Essential Elements for Plant Growth

Primary and Secondary Nutrients

All essential elements are by definition required for plant growth and completion of the plant life cycle from seed to seed. Some essential elements are needed in large quantities and others in much smaller quantities. However, from a practical standpoint, three of the six essential macronutrients are most often "managed" by the addition of fertilizers to soils, while the others are most often found in sufficient quantities in most soils and no soil amendments are required to supply adequate supplies.

From a management perspective only, the primary nutrients are N, P, and K, because they are most often limiting from a crop production standpoint. All of the other essential macronutrient elements are secondary nutrients because they are rarely limiting, and more rarely added to soils as fertilizers.

The ability of soils to supply secondary nutrients to plants indefinitely is is subject to the law of conservation of matter and is therefore dependent upon nutrient cycling. Continued crop removal of Ca, Mg, and S requires replentishment just as surely as primary nutrients, but most likely less frequently. Calcium and magnesium are often supplied by mineral weathering, either of natural soil materials or of aglime, ground limestone added to correct soil acidity. Sulfur is often added to soil as either atmospheric deposition (associated with air pollution) or as impurities in fertilizers, particularly common P fertilizers.
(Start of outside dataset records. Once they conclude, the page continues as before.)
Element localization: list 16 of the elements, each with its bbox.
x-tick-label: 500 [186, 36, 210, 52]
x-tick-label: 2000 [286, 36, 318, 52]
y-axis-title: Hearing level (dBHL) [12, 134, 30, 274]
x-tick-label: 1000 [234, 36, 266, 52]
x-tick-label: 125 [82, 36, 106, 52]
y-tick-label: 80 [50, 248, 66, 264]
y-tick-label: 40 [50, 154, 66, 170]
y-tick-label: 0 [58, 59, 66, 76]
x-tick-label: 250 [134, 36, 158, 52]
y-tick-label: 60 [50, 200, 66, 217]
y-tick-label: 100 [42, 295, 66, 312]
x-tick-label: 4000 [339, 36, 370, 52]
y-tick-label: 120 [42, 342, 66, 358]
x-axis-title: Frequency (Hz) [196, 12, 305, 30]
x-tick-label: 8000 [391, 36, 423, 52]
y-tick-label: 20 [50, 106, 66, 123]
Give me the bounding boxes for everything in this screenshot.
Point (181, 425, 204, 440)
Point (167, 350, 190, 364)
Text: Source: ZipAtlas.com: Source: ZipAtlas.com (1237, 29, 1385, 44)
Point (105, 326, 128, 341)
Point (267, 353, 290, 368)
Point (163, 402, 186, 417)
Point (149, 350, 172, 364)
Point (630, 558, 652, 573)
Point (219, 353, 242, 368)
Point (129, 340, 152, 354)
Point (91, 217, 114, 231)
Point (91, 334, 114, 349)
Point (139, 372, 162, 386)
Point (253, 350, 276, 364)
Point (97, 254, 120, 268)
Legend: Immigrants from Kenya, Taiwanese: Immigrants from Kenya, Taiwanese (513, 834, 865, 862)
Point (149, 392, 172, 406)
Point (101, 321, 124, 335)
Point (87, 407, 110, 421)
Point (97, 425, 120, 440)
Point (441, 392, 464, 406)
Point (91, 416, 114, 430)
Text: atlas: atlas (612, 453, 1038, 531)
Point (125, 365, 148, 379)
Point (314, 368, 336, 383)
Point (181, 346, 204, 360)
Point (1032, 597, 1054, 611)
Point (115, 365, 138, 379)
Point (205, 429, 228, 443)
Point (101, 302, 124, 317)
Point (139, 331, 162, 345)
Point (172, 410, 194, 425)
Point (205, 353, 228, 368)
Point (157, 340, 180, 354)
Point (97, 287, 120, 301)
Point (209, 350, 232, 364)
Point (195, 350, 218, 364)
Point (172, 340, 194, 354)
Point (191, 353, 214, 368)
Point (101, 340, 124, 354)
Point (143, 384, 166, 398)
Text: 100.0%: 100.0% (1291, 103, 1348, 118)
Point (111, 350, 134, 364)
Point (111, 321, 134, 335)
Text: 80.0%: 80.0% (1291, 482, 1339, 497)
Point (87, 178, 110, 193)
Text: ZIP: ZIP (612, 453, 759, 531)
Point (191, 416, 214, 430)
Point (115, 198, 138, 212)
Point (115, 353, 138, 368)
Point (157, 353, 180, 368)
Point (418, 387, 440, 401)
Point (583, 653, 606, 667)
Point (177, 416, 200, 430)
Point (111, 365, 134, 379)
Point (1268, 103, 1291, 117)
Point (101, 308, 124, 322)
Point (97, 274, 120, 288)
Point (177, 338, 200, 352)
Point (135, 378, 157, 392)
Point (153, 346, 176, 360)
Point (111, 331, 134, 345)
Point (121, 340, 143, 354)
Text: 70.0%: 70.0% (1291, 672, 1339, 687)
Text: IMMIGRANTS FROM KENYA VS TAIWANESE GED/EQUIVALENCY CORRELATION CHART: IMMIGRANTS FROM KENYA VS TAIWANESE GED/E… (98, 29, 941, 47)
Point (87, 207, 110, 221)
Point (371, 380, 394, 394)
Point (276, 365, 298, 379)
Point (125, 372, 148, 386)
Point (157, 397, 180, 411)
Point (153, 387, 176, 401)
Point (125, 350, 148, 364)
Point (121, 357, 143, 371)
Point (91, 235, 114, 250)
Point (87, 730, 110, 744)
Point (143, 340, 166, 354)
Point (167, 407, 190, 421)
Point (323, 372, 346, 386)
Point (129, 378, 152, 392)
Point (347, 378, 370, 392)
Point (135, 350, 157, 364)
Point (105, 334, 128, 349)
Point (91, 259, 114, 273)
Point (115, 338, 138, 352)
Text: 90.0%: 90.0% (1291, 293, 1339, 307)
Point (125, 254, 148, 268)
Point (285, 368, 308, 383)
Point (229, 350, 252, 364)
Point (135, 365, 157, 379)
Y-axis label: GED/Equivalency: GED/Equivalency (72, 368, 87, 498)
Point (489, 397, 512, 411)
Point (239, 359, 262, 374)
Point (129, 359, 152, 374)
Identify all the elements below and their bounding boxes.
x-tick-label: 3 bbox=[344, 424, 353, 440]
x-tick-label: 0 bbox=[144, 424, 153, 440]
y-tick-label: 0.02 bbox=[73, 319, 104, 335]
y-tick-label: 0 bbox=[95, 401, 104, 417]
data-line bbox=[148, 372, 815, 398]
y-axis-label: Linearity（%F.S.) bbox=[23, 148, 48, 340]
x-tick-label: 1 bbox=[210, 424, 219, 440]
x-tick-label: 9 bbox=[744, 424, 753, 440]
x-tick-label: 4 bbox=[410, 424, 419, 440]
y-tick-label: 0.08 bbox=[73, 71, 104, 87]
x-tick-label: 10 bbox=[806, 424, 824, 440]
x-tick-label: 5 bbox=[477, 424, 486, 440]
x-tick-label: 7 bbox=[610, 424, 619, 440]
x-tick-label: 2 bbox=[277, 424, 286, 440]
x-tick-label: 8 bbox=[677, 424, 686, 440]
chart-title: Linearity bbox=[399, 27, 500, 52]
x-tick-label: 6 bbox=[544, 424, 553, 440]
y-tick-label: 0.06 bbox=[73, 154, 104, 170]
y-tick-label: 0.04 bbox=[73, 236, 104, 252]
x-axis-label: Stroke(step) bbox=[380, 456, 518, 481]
To demonstrate that this classification is more responsive to soil ability to supply nutrients than plant requirements, it should be noted that plant requirements for Ca, a secondary nutrient element, is greater than for P. Calcium is found as a principle exchangeable cation in most soils and an important soluble cation in the soil solution. Phosphorus, on the other hand, is only slightly soluble in most soils, and many soils (particularly acid soils and alkaline soils) have the potential for causing phosphorus deficiencies.

Whether a macronutrient or micronutrient, or whether a primary or secondary nutrient, the Law of the Minimum holds: the most growth-limiting nutrient will limit growth, no matter how favorable the nutrient supply of other elements. For example, a deficiency of Fe or Mn (most common in soils containing calcium carbonate) can severely limit plant growth in spite of adequate N, P, and K.